Research

Online Lab Intro (Korean) – 2021 Spring

Tissue engineering for novel imaging approaches

We develop novel tissue engineering technologies via hybridizing biological tissues with unique synthetic materials including hydrogels. These hydrogels modify the physical, mechanical and chemical properties of biological tissues, thereby making the biological content in the tissues better observed with imaging tools such as light microscopes.

We have applied such tissue engineering approaches to developing tissue clearing (e.g., ELAST) and tissue expansion (e.g., MAP) technologies.


ELAST (Entangled Link-Augmented Stretchable Tissue-hydrogel) Technology
Ku et al. (2020) Nature Methods

This technology transforms biological tissues, such as large human brain tissues, into elastic material. The transformed tissues are virtually indestructible throughout experimental procedures, facilitating large-scale 3D imaging. The beauty of the elasticized tissues is their shape transformability to enable ultra-fast molecular delivery and deep-tissue labeling via tissue-thinning.

Video: 3D imaging of neurons after ELAST-assisted ultrafast labeling.
Videos: ELASTicized mouse and human brain slabs that are elastic and stretchable.

In addition to mechanical reinforcement and ultra-fast labeling, ELAST also renders biological tissues transparent. This new form of tissue clearing technology helps researchers explore large and deep 3D architecture in tissues, particularly human tissue specimens.
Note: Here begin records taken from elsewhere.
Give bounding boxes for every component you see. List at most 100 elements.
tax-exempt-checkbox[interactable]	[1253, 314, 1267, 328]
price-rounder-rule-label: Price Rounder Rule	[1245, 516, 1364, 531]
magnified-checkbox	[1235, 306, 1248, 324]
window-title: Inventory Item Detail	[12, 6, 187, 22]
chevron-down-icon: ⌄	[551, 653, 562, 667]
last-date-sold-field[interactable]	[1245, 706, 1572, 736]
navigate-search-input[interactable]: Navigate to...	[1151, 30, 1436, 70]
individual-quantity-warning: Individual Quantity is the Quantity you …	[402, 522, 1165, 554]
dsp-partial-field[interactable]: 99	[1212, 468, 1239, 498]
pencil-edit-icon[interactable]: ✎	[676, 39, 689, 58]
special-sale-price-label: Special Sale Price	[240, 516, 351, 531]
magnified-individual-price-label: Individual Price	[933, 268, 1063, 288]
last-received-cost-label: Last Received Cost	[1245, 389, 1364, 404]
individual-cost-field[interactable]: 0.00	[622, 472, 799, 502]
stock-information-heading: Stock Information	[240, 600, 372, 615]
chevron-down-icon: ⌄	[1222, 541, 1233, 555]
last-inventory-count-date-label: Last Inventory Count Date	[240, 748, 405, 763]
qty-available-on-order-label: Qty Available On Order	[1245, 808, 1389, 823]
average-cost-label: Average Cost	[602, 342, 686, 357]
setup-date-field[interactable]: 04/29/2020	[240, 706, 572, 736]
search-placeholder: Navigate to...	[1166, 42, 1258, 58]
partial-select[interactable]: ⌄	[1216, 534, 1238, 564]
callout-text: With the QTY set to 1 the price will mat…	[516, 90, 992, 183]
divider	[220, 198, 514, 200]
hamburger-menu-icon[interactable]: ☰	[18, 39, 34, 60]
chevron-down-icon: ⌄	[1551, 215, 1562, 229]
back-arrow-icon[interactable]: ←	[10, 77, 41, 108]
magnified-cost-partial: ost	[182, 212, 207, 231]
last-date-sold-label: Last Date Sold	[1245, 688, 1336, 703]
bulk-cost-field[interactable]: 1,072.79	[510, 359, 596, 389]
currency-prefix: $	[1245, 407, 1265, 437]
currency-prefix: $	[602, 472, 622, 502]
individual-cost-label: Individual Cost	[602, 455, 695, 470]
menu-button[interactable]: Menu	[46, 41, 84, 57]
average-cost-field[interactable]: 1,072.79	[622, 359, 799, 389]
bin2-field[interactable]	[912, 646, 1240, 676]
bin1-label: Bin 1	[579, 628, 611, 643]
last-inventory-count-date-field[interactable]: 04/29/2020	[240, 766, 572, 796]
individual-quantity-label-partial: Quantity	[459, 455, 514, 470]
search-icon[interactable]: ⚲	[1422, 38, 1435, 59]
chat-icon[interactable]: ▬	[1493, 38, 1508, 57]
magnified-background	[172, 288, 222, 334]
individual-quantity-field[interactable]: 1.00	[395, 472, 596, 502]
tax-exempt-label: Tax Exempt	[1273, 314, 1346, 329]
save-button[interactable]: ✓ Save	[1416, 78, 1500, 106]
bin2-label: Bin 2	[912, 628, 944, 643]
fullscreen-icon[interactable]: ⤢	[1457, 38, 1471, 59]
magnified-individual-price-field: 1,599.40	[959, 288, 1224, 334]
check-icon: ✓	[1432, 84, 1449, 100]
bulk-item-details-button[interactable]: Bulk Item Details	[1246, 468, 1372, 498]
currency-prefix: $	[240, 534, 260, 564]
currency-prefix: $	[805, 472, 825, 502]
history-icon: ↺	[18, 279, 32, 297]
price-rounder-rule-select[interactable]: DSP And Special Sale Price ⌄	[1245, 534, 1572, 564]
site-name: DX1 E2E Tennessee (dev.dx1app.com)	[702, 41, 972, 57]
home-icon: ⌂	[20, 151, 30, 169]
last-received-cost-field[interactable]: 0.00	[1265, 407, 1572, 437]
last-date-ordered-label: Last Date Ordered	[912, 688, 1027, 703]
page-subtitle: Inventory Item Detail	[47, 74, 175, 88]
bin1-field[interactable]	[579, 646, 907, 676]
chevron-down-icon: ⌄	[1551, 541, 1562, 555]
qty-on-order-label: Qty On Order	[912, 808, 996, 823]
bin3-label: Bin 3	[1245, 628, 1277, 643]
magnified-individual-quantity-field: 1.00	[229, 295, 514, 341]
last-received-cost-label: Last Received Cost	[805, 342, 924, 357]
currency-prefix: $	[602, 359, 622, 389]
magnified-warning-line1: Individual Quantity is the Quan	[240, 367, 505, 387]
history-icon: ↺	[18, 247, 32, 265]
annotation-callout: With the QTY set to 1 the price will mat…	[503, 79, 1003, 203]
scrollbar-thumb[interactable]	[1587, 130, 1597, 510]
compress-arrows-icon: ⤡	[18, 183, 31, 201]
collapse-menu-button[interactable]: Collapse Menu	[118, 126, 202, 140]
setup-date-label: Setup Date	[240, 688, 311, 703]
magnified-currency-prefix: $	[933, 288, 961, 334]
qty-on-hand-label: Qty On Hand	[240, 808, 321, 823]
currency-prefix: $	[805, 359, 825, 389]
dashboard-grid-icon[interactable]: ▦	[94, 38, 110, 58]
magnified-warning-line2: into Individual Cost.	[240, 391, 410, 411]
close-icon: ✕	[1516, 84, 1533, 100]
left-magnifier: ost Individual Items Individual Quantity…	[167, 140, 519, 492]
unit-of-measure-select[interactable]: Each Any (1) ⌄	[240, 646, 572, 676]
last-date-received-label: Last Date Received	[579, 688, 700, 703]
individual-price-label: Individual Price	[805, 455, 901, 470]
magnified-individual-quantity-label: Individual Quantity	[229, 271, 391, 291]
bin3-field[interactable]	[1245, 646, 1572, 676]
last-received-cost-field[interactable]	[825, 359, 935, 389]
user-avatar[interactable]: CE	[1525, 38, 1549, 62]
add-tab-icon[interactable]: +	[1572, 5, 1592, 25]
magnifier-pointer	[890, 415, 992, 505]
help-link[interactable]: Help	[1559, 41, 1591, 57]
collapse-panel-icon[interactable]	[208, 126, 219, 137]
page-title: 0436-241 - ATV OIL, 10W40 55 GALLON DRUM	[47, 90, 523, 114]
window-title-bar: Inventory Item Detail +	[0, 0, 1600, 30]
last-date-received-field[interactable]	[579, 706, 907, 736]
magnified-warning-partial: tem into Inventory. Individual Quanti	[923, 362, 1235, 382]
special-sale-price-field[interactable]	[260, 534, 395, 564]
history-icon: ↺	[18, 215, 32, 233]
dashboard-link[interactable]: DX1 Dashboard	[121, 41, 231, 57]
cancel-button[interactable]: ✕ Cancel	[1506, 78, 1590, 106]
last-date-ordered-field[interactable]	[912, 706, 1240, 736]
MAP (Magnified Analysis of Proteome) Technology
Ku et al. (2016) Nature Biotechnology
Method of the Year 2016 in Nature Methods
25 Landmark papers in Nature Biotechnology

Park et al. (2021) Science Advances

This technology physically expands intact tissues and organs, while preserving their biomolecular content, such as proteins. The scenes of biological architecture in expanded tissues always look several times larger, enabling 3D super-resolution imaging at the tissue level.

Photo: the mouse brain
before (left) and after (right) MAP.
Video: 3D super-resolution imaging of micron-sized neuronal synapses
(GFP: dendrites of a target neuron; synaptophysin: presynaptic boutons; gephyrin: postsynaptic puncta).

Our direction

Beyond our previous technologies introduced above, we’re moving on to the next stage to create innovative technologies in new categories. With these technologies we set our ambitious goals, such as revealing the complete brain architecture with showing how neurons are wired and build up the brain (supported by the Suh Kyungbae Foundation—a bit more details are introduced in the Foundation’s website in Korean—and the POSCO TJ Park Foundation).